Three-years-ago Audrey lived in the heart of a thriving metropolis, did anything for the story, never slept, subsisted on a takeaway-only diet, had extremely infrequent but extremely intense sex with her long-term girlfriend, and was miserable.
Present-day Audrey baked the occasional cake for nobody, drove to small villages in a Mini Cooper for the story, slept okay-ish, and had serious conversations about how to tackle the hot-button issue of parking charges in Much Wenlock.
Sometimes, present-day Audrey wondered if she shouldn’t have just stuck with the misery.
Edits made, she shut her computer down again—waiting as she always did to be sure it was definitely off. Because if it didn’t shut down properly she would come in on Monday to find Andy from Maintenance sitting on her desk saying, Forgot something on Friday, did we?—and made a dash for her car.
* * *
Reflecting on her life choices was the last thing Audrey wanted to be doing, but the long drive out of Shropshire through Wolverhampton, Birmingham, and the dreaded London to finally reach Surrey and the set of Bake Expectations was, unfortunately, the sort of trip that gave you plenty of time to reflect.
Plenty of time to ask six-months-ago Audrey what the fuck she’d been thinking.
And for six-months-ago Audrey to sit back and reply, Oh come off it, you know perfectly well.
And she did.
Because this was the biggest thing—so far at least—that was Natalie’s fault.
Six months ago was when Natalie had won the Orwell Prize for a nuanced yet hard-hitting article she’d written in The Guardian about…
Actually, Audrey couldn’t remember the details, but something worthy: domestic terrorism or climate change or one of the many other ways the world was screwed and getting screweder.
She should have known. It was petty of her not to know.
A mature, reasonable woman in her thirties was completely capable of acknowledging that her ex-girlfriend was continuing to be brilliant and successful and celebrated without blotting out as many of the details as she could with Lidl wine and competitive baking.
Audrey had not, in that moment, been a mature, reasonable woman.
She had instead decided that it was the most important thing in the world to show Natalie—or the gaping judgmental void where Natalie used to be—that she was more than just a technically not failed journalist working for a second-rate local paper.
She was also, she could declare with the confidence of a proud LGBTQ+ role model, pretty okay at making buns, too.

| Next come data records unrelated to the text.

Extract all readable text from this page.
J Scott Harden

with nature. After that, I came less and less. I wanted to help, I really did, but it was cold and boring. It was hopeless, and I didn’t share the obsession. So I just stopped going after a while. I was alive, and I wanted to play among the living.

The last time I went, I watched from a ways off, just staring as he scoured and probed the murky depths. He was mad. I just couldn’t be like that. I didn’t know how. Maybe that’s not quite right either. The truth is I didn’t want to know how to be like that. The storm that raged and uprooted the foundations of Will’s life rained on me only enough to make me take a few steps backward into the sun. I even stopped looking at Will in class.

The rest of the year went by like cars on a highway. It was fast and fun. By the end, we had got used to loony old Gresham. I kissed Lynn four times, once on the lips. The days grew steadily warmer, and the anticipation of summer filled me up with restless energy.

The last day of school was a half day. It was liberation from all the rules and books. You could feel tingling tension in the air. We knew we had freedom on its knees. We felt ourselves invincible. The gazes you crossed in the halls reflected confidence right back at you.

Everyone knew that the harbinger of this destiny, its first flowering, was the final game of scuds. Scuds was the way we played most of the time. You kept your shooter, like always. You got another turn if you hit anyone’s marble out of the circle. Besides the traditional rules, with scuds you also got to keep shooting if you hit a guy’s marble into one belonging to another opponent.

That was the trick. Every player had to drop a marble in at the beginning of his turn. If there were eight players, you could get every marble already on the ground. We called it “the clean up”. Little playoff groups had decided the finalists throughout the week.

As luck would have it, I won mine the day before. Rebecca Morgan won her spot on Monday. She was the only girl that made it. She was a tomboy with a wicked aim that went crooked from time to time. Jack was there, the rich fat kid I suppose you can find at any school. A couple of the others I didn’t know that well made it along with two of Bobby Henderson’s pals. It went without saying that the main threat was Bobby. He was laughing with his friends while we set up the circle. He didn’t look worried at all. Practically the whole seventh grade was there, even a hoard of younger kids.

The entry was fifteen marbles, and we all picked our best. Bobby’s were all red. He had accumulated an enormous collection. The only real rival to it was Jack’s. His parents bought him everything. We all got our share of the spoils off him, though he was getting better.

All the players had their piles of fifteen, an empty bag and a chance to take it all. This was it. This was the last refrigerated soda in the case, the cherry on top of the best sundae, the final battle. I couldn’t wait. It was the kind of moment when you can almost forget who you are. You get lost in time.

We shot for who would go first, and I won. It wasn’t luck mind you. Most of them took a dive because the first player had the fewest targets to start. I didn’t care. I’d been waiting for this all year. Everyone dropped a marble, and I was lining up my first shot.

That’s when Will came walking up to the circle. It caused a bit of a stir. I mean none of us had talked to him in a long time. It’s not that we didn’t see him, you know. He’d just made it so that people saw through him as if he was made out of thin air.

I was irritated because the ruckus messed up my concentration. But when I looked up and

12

It was, in retrospect, a slight point of concern for Audrey that she’d been accepted on Bake Expectations despite being so blitzed out of her skull that she couldn’t actually remember what she’d written on her entry form.
Either it meant that she was such a fantastic writer that even completely hammered she could weave an enchanting word picture about how she would be an asset to the show, or—perhaps more likely—she was this year’s joke contestant: a loveable drunk who was going out in week one for putting far too much rum in her baba.
Maybe she’d redeemed herself at the follow-up interview.
Or maybe she’d just cemented the idea that she was a charmingly incompetent buffoon, like Bernard from last season.
For about an hour and a half, Audrey let herself stew in insecurity like a plum in a syrup made of disappointment.
Then, since an hour and a half only got her halfway to her destination and since she’d seen a lot of statistics about fatigue-related fatalities, she stopped at a service station.
Checking her phone on the way to the loo, she found four messages.
One was from her dad and said Good luck on BE.
The other three were from her mother and said, respectively: Your father keeps telling me you’re filming this week.
Then But I’m sure it’s next week. Followed by Good luck in case it isn’t.
She sent back a thanks and an actually Dad was right, gave herself ten minutes of not-driving time to grab a coffee and a croissant, and then hopped back in the car.